Each bit of soil, gathered from three locations, tells part of Tucker’s story. The first bit was gathered from underneath local docks, where Tucker spent the night hiding from a mob that had formed to lynch him. The second bit was gathered from Front Street, where Tucker was repeatedly shot and left incapacitated before a noose was placed around his neck. The third bit was gathered from the former site of the Marshfield Bridge, where the mob strung up Tucker’s dead body from a light pole as the crowd looked on. Even children were a part of the lynch mob.
His body was left hanging for several hours. All of this occurred in broad daylight without a masked man in the crowd, and no one was ever held accountable for Tucker’s lynching.
News of the lynching made headlines across Oregon, and most newspaper accounts openly sympathized with the lynch mob. African Americans subsequently fled the Coos Bay area over fears of future violence.
In 1974, a Coos Bay World newspaper reporter interviewed three men who were boys at the time of the 1902 lynching and provided eyewitness accounts. All three believed Tucker was lynched over a consensual relationship with the woman who accused him of assault.
Our collective memory and our collective consciousness hold power.

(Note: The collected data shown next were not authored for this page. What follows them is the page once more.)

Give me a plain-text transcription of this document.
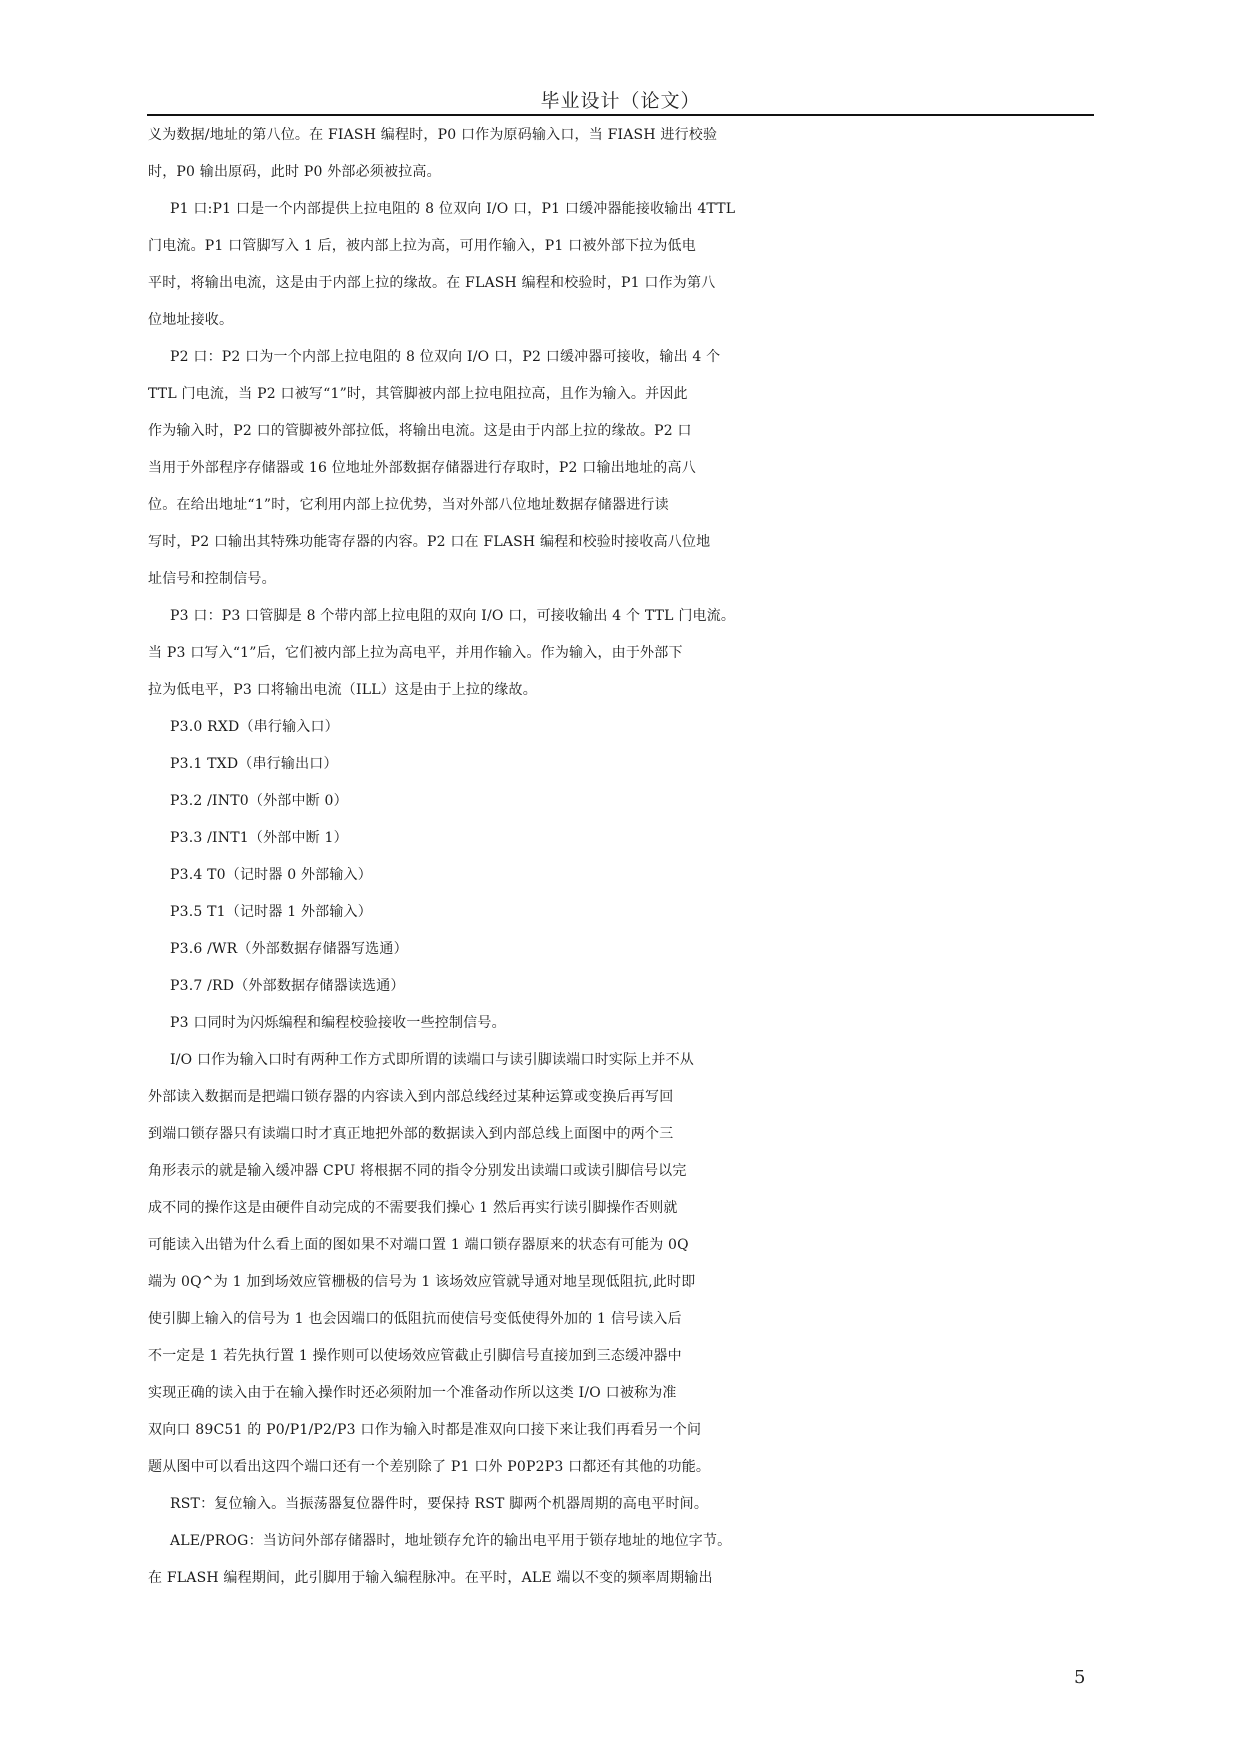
毕业设计（论文）
义为数据/地址的第八位。在 FIASH 编程时，P0 口作为原码输入口，当 FIASH 进行校验
时，P0 输出原码，此时 P0 外部必须被拉高。
P1 口:P1 口是一个内部提供上拉电阻的 8 位双向 I/O 口，P1 口缓冲器能接收输出 4TTL
门电流。P1 口管脚写入 1 后，被内部上拉为高，可用作输入，P1 口被外部下拉为低电
平时，将输出电流，这是由于内部上拉的缘故。在 FLASH 编程和校验时，P1 口作为第八
位地址接收。
P2 口：P2 口为一个内部上拉电阻的 8 位双向 I/O 口，P2 口缓冲器可接收，输出 4 个
TTL 门电流，当 P2 口被写“1”时，其管脚被内部上拉电阻拉高，且作为输入。并因此
作为输入时，P2 口的管脚被外部拉低，将输出电流。这是由于内部上拉的缘故。P2 口
当用于外部程序存储器或 16 位地址外部数据存储器进行存取时，P2 口输出地址的高八
位。在给出地址“1”时，它利用内部上拉优势，当对外部八位地址数据存储器进行读
写时，P2 口输出其特殊功能寄存器的内容。P2 口在 FLASH 编程和校验时接收高八位地
址信号和控制信号。
P3 口：P3 口管脚是 8 个带内部上拉电阻的双向 I/O 口，可接收输出 4 个 TTL 门电流。
当 P3 口写入“1”后，它们被内部上拉为高电平，并用作输入。作为输入，由于外部下
拉为低电平，P3 口将输出电流（ILL）这是由于上拉的缘故。
P3.0 RXD（串行输入口）
P3.1 TXD（串行输出口）
P3.2 /INT0（外部中断 0）
P3.3 /INT1（外部中断 1）
P3.4 T0（记时器 0 外部输入）
P3.5 T1（记时器 1 外部输入）
P3.6 /WR（外部数据存储器写选通）
P3.7 /RD（外部数据存储器读选通）
P3 口同时为闪烁编程和编程校验接收一些控制信号。
I/O 口作为输入口时有两种工作方式即所谓的读端口与读引脚读端口时实际上并不从
外部读入数据而是把端口锁存器的内容读入到内部总线经过某种运算或变换后再写回
到端口锁存器只有读端口时才真正地把外部的数据读入到内部总线上面图中的两个三
角形表示的就是输入缓冲器 CPU 将根据不同的指令分别发出读端口或读引脚信号以完
成不同的操作这是由硬件自动完成的不需要我们操心 1 然后再实行读引脚操作否则就
可能读入出错为什么看上面的图如果不对端口置 1 端口锁存器原来的状态有可能为 0Q
端为 0Q^为 1 加到场效应管栅极的信号为 1 该场效应管就导通对地呈现低阻抗,此时即
使引脚上输入的信号为 1 也会因端口的低阻抗而使信号变低使得外加的 1 信号读入后
不一定是 1 若先执行置 1 操作则可以使场效应管截止引脚信号直接加到三态缓冲器中
实现正确的读入由于在输入操作时还必须附加一个准备动作所以这类 I/O 口被称为准
双向口 89C51 的 P0/P1/P2/P3 口作为输入时都是准双向口接下来让我们再看另一个问
题从图中可以看出这四个端口还有一个差别除了 P1 口外 P0P2P3 口都还有其他的功能。
RST：复位输入。当振荡器复位器件时，要保持 RST 脚两个机器周期的高电平时间。
ALE/PROG：当访问外部存储器时，地址锁存允许的输出电平用于锁存地址的地位字节。
在 FLASH 编程期间，此引脚用于输入编程脉冲。在平时，ALE 端以不变的频率周期输出
5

When we forget Tucker, we forget how far Oregon has to come to heal its relationship with African Americans.
On June 19, 2021, a crowd of 300 in-person and 300 virtually paid witness to the lynching of Alonzo Tucker with the unveiling of an Equal Justice Initiative historical marker in Coos Bay. The historical marker is two-sided. One side tells the story of lynching in America as a whole and the other side tells the story of Tucker—these stories have become a permanent installation in the geographic memory of Oregon. Tucker’s life may have ended from a light pole on the Marshfield Bridge, but that’s not where his story ends. 600 people, double that who were at the 1902 lynching, gathered to pay their respects to his memory—proving that we have the power to rewrite the ending to history’s stories.
How do you reconcile a lynching? It starts with remembrance, then it moves to repair.